Our company has some irrational views about rest and paragraph (g) which allows the "Legal to start, legal to finish" concept. It clearly states that it's about
FLIGHT TIME that was originally legal, not rest periods, but that's a whole different ball of wax. What follows is the definition that I personally have verified with our FAA POI, the Southeastern Region FAA Headquarters, and the Air Carrier Division of the FAA in Washington, D.C. (Oklahoma City doesn't govern the Air Carriers). If you like, I can provide names and phone numers for the people involved (I'm running a little crusade here against reduced rest abuse and the FAA is on my side instead of the company's - imagine that).

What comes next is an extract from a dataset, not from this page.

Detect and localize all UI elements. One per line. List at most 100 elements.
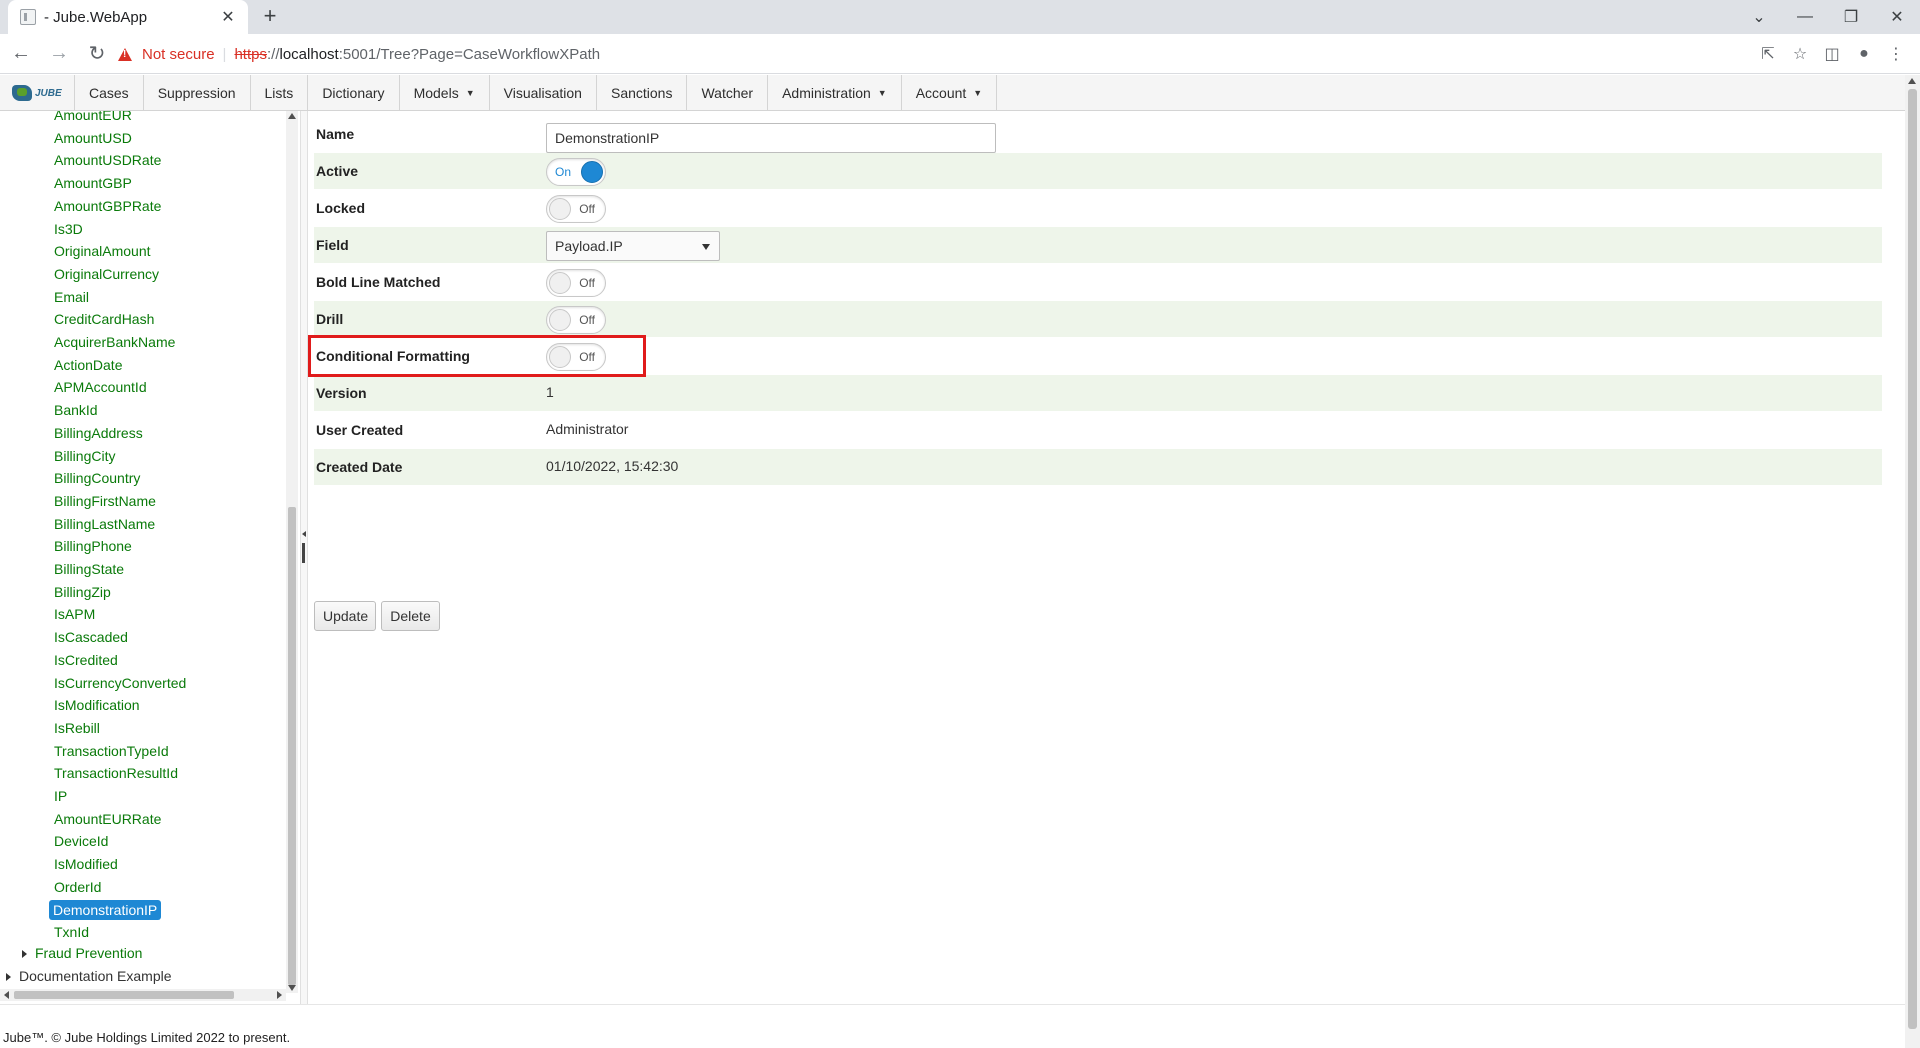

The person who mentioned Whitlow in this thread is correct; there is
NO circumstance in which you may leave the gate or, with ground delays, leave the ground knowing that you will go over 16 hours of duty. The "Legal to Start, Legal to Finish" concept does not apply to duty time.

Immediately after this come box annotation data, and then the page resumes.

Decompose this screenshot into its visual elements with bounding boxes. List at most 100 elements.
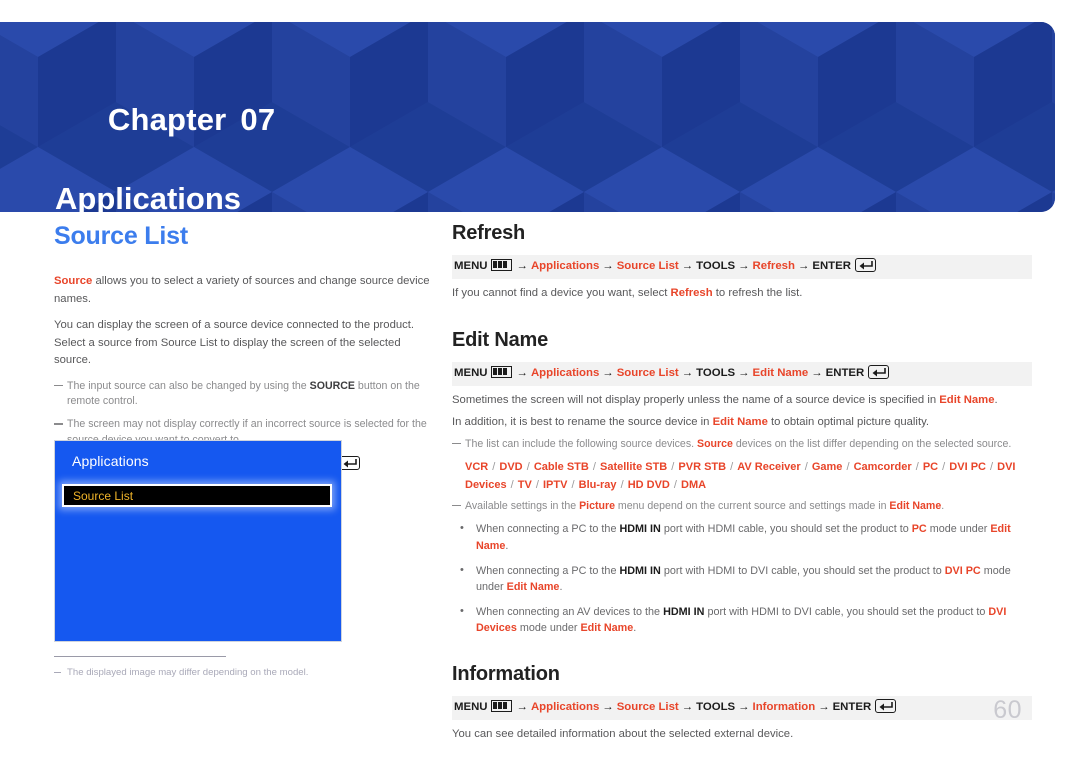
p1-post: . [994, 393, 998, 406]
enter-label: ENTER [832, 700, 872, 713]
note-keyword-source: Source [697, 437, 733, 450]
device-name: Satellite STB [600, 461, 668, 474]
crumb-step-source-list: Source List [616, 366, 679, 379]
edit-name-paragraph-1: Sometimes the screen will not display pr… [452, 392, 1032, 410]
note-pre: The list can include the following sourc… [465, 437, 698, 450]
menu-label: MENU [454, 366, 488, 379]
b-p1: When connecting a PC to the [476, 564, 620, 577]
crumb-step-tools: TOOLS [696, 260, 736, 272]
device-name: Cable STB [533, 461, 589, 474]
arrow-icon: → [811, 366, 823, 379]
device-name: AV Receiver [737, 461, 801, 474]
breadcrumb-information: MENU → Applications → Source List → TOOLS → Info… [452, 695, 1032, 720]
menu-icon [490, 259, 512, 271]
enter-label: ENTER [825, 366, 865, 379]
note-pre: The input source can also be changed by … [67, 379, 310, 392]
page-title: Source List [54, 222, 188, 250]
note-device-list: The list can include the following sourc… [452, 437, 1032, 453]
device-separator: / [727, 461, 737, 474]
b-p1: When connecting an AV devices to the [476, 606, 664, 619]
intro-rest: allows you to select a variety of source… [54, 275, 430, 305]
device-separator: / [801, 461, 811, 474]
note-bold: SOURCE [309, 379, 355, 392]
device-separator: / [617, 478, 627, 491]
breadcrumb-refresh: MENU → Applications → Source List → TOOLS → Refr… [452, 255, 1032, 279]
right-column: Refresh MENU → Applications → Source List → TO… [452, 222, 1032, 752]
device-name: PC [922, 461, 939, 474]
b-b2: PC [911, 523, 927, 536]
b-p3: mode under [926, 523, 991, 536]
left-column: Source List Source allows you to select … [54, 222, 434, 678]
crumb-step-source-list: Source List [616, 260, 679, 272]
enter-icon [875, 698, 897, 713]
crumb-step-applications: Applications [530, 366, 600, 379]
chapter-line: Chapter 07 [55, 62, 275, 178]
arrow-icon: → [681, 700, 694, 713]
b-p4: . [633, 622, 637, 635]
arrow-icon: → [516, 700, 528, 713]
arrow-icon: → [602, 700, 614, 713]
tv-menu-selected-label: Source List [73, 489, 134, 503]
b-p4: . [505, 539, 509, 552]
b-p4: . [559, 581, 563, 594]
note-keyword-picture: Picture [579, 499, 615, 512]
enter-label: ENTER [812, 260, 851, 272]
crumb-step-tools: TOOLS [696, 366, 736, 379]
device-separator: / [589, 461, 599, 474]
section-heading-edit-name: Edit Name [452, 328, 549, 351]
menu-icon [490, 365, 512, 378]
menu-label: MENU [454, 700, 488, 713]
b-p3: mode under [516, 622, 581, 635]
note-post: . [941, 499, 945, 512]
device-separator: / [986, 461, 997, 474]
device-name: Game [811, 461, 843, 474]
note-keyword-edit-name: Edit Name [889, 499, 942, 512]
crumb-step-applications: Applications [530, 260, 600, 272]
device-separator: / [532, 478, 542, 491]
section-heading-information: Information [452, 662, 560, 685]
arrow-icon: → [602, 366, 614, 379]
footnote-divider [54, 656, 226, 657]
b-p1: When connecting a PC to the [476, 523, 620, 536]
section-heading-refresh: Refresh [452, 222, 526, 244]
device-separator: / [670, 478, 681, 491]
chapter-number: 07 [240, 101, 276, 137]
refresh-body-post: to refresh the list. [712, 287, 803, 299]
crumb-step-refresh: Refresh [752, 260, 795, 272]
device-name: TV [517, 478, 532, 491]
enter-icon [854, 258, 876, 272]
device-separator: / [843, 461, 853, 474]
tv-menu-selected-row[interactable]: Source List [62, 484, 332, 507]
device-name: DVD [499, 461, 523, 474]
b-b1: HDMI IN [663, 606, 705, 619]
device-separator: / [568, 478, 578, 491]
page-content: Source List Source allows you to select … [0, 222, 1080, 763]
refresh-body-pre: If you cannot find a device you want, se… [452, 287, 671, 299]
b-p2: port with HDMI cable, you should set the… [660, 523, 912, 536]
tv-menu-screenshot: Applications Source List [54, 440, 342, 642]
information-body: You can see detailed information about t… [452, 727, 794, 740]
breadcrumb-edit-name: MENU → Applications → Source List → TOOLS → Edit… [452, 361, 1032, 386]
chapter-banner: Chapter 07 Applications [0, 22, 1055, 212]
b-b3: Edit Name [580, 622, 634, 635]
menu-label: MENU [454, 260, 488, 272]
chapter-word: Chapter [107, 101, 227, 137]
note-post: devices on the list differ depending on … [732, 437, 1012, 450]
crumb-step-information: Information [752, 700, 816, 713]
b-p2: port with HDMI to DVI cable, you should … [704, 606, 989, 619]
device-separator: / [668, 461, 678, 474]
device-name: PVR STB [678, 461, 727, 474]
note-mid: menu depend on the current source and se… [614, 499, 890, 512]
arrow-icon: → [738, 260, 750, 272]
b-b2: DVI PC [944, 564, 981, 577]
edit-name-paragraph-2: In addition, it is best to rename the so… [452, 414, 1032, 432]
crumb-step-edit-name: Edit Name [752, 366, 809, 379]
arrow-icon: → [738, 366, 750, 379]
arrow-icon: → [602, 260, 614, 272]
crumb-step-tools: TOOLS [696, 700, 736, 713]
note-item: The input source can also be changed by … [54, 379, 434, 411]
crumb-step-applications: Applications [530, 700, 600, 713]
intro-paragraph: Source allows you to select a variety of… [54, 273, 434, 308]
p1-keyword: Edit Name [939, 393, 995, 406]
note-picture-settings: Available settings in the Picture menu d… [452, 499, 1032, 515]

Back to flight time: as long as a series of flights was
ORIGINALLY SCHEDULED for less than 8 hours between rest periods, you can fly 10, 11, or 12+ hours because of weather or mechanical delays (beyond the control of the carrier) and be absolutely, 100%, perfectly legal.
30 in 7 and 100 in a month concepts are the same way. The FAA considers you "Legal to Start, Legal to Finish", on a day-by-day basis, meaning that as long as you start the last day
SCHEDULED to be within these
FLIGHT TIME LIMITATIONS, you are legal to finish
THE DAY. Even if on day two of a four-day trip it becomes clear that you're
SCHEDULED to go over on day 4, you're allowed to continue right up to the beginning of day 4, in case you make up some time somewhere.
This happens every day here - you block over by 15 minutes somewhere on day 2 when the 4 day trip was projected at 29:52... you fly the trip up to the last day then call up and find out what leg they're going to drop to make you legal.
If you're really smart, you wait until the very last out-and-back (turn) in hopes that they won't catch it, then call them up and say, "I'm sorry, I just realized I'm not legal for this last turn. Have a great weekend, buh-bye." This way, which leg they drop is on your terms, not theirs, and they were going to have to use someone else anyway so it doesn't cause a staffing issue.
Last thought on the flying over 8 deal... make sure you get the additional rest and/or the reduced/compensatory rest that you are entitled to that night if the total planned flying within a 24 hour period for the next day's legs takes you into the next rest "bracket" (less than 8, 8-9, or more than 9 of scheduled flying). This is what our issue with our company is that I'm working on.